Due to the strengthening of the fourth wave of the coronavirus epidemic, people who refuse to be vaccinated against the disease caused by the virus (Covid-19) are banned from more and more areas of everyday life in Germany. According to the Berlin city government's decision on Tuesday, unvaccinated people will soon be forced out of most shops.

The government (senate) of the provincial capital introduced the new, 11th amendment to its decree on protection against the spread of the new type of coronavirus (SARS-CoV-2) that, starting November 27, the unvaccinated cannot participate in retail trade except for basic care.

This means that they can shop, for example, in all grocery stores, from convenience stores to supermarkets, in pharmacies, household stores, and drugstores, but they cannot visit, among others, shoe stores, jewelry stores, and DIY stores. Unvaccinated people are banned from hotels and other commercial accommodations, as well as from the entire institutional system of adult education, such as folk colleges, music schools and driving schools.

Explaining the decree to the regional public service media company Rundfunk Berlin-Brandenburg (RBB), State Secretary of Health Martin Matz emphasized that the regulations are being adjusted to the decree of the government of the Brandenburg region around the capital, which was also updated on Tuesday, in order to prevent unvaccinated people from Brandenburg from going shopping in Berlin.

At the same time, they will not adopt the contact restriction rule affecting the unvaccinated from Brandenburg - according to which no more than five people can spend time together in the absence of vaccination - because the epidemic is less severe in Berlin, he added. In Berlin and Brandenburg, a series of other rules also limit the freedom of movement and freedom of the unvaccinated. For example, they cannot go to restaurants, cinemas and hairdressers.

The regulations are based on the 2G rule, which forms the basis of the protection system throughout the country, the name of which was formed from the initial letters of two words, the German equivalent of vaccinated and cured (geimpft, genesen). The rule stipulates that only those who have been vaccinated against Covid-19 and those who have been confirmed to have the infection can stay in a closed public space, and those who are not vaccinated cannot even have a recent negative virus test.

A milder version of the 2G is the 3G rule, according to which people who have been tested (mortem), i.e. unvaccinated people with a recent negative virus test result, can also participate in community life. The stricter version of 2G is the 2G-plus rule, which binds the entry and participation of vaccinated and recovered persons to a recent negative test.

On Tuesday, several other provinces also decided on strictures. The provinces in the most serious situation have adopted particularly strict rules that affect not only the unvaccinated, but everyone. For example, after the meeting of the Thuringian government, it was announced that entertainment venues and Christmas markets must be closed, and restaurants can only be open until 10 p.m. Similar measures were recently decided in neighboring Bavaria and Saxony. These three provinces will suffer the most from the fourth wave of the epidemic.

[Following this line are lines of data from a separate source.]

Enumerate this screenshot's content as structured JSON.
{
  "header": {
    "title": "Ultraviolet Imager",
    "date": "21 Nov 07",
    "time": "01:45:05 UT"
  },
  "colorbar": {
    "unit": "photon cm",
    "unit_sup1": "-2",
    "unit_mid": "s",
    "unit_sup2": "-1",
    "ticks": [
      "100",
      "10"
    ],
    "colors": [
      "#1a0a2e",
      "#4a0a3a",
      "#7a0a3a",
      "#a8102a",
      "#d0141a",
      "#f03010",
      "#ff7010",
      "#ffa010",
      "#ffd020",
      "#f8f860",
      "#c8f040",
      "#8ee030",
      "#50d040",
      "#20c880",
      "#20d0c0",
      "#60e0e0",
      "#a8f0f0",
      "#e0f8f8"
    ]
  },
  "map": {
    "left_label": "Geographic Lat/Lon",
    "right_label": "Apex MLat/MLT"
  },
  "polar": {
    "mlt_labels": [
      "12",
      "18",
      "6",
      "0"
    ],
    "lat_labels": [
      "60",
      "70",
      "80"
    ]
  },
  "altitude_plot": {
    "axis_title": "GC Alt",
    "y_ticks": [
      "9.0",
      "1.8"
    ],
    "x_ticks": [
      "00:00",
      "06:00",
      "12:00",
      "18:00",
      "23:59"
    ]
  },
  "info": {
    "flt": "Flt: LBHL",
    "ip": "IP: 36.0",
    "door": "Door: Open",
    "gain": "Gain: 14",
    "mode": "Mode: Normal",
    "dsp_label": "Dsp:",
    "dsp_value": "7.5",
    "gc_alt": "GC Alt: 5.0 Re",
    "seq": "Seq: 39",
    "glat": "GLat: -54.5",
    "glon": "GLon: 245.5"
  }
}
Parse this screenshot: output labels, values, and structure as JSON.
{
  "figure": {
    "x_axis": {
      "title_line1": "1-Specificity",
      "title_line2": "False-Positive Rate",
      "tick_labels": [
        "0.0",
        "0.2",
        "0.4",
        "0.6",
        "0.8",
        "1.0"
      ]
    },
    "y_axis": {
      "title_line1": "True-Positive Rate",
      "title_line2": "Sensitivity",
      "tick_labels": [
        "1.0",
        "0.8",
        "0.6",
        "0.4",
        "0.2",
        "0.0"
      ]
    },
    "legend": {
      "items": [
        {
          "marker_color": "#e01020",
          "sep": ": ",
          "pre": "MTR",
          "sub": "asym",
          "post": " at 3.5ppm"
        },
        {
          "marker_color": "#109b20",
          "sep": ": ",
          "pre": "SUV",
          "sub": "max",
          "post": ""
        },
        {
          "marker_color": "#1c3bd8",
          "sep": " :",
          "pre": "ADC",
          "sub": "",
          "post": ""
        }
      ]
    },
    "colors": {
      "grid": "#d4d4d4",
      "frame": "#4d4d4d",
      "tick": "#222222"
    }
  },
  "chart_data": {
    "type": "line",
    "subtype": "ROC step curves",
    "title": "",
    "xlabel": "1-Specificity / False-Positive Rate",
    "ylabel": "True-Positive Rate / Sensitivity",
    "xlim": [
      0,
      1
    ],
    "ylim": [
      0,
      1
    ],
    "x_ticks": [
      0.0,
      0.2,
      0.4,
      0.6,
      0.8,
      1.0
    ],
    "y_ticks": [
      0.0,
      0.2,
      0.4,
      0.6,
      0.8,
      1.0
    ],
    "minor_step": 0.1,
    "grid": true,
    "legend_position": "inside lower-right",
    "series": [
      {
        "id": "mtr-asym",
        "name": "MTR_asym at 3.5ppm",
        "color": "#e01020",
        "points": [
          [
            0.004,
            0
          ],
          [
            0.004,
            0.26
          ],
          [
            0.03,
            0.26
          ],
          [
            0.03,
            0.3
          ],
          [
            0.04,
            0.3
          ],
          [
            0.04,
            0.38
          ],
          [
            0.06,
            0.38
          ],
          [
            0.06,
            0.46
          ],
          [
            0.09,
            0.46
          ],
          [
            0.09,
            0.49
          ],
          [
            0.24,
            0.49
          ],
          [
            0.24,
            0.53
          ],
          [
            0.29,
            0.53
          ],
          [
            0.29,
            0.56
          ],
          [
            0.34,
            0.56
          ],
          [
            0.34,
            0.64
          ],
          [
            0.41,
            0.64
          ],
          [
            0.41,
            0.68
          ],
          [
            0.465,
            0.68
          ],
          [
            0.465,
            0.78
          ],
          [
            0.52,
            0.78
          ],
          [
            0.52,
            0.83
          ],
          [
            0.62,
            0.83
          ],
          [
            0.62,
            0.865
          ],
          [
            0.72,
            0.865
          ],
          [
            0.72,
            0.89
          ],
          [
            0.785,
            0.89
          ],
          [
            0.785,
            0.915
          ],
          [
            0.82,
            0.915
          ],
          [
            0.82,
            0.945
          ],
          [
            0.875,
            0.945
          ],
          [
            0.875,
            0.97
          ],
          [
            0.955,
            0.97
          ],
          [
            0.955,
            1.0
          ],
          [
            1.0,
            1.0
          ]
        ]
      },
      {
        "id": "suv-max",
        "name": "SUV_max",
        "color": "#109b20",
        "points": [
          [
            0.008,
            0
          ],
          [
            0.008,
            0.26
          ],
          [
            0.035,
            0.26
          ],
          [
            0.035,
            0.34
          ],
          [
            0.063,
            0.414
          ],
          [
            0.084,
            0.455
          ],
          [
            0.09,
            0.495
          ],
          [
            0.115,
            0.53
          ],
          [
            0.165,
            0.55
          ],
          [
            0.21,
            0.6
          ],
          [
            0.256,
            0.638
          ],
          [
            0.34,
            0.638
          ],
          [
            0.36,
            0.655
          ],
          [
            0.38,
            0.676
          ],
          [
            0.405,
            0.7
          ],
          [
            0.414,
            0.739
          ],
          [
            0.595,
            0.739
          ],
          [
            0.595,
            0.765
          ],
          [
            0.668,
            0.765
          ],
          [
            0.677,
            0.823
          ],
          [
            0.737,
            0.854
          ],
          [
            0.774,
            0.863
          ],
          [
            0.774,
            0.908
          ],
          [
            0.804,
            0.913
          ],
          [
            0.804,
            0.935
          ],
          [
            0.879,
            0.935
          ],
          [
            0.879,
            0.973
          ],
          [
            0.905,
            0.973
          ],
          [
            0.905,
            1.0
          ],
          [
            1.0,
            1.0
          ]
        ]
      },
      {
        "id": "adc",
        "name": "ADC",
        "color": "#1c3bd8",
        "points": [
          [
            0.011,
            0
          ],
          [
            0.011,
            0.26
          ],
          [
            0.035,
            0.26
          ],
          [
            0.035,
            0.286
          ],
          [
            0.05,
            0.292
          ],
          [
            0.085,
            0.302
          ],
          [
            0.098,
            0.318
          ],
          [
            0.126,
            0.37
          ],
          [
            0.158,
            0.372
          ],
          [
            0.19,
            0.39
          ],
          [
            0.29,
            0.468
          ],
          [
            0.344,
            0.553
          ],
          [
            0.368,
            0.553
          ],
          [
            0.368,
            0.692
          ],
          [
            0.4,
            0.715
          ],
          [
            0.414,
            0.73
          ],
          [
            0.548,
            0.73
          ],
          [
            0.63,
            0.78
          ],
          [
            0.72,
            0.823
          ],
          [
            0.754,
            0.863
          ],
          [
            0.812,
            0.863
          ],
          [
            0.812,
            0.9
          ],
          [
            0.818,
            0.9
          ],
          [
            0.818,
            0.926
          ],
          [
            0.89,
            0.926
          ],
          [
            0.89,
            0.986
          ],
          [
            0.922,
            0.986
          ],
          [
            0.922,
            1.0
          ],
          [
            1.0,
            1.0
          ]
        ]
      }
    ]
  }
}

Elsewhere, in North Rhine-Westphalia, Hamburg and Saxony-Anhalt, for the time being, it has only been decided to extend the application of the 2G rule, i.e. to further narrow the scope of movement of the unvaccinated.

In recent weeks, a much stronger wave of epidemics has developed in Germany than the first three. The seven-day infection rate, considered one of the most important indicators - that is, the number of infections registered in one week per hundred thousand inhabitants - set a record for the 16th day in a row on Tuesday, rising to 399.8 from the previous peak registered on Monday, 386.5. The strength of the fourth wave is indicated by the fact that the value of the indicator never exceeded 200 during the first three waves.

According to Tuesday's data from the Robert Koch Public Health Institute (RKI), 45,326 infections were screened with tests in one day. That's up more than 40 percent from 32,048 a week earlier. Together with the new cases, the virus has been detected in the bodies of 5,430,911 people since the beginning of the epidemic last spring. In connection with Covid-19, 309 deaths were registered in one day, and the number of victims of the epidemic rose to 99,433 in Germany.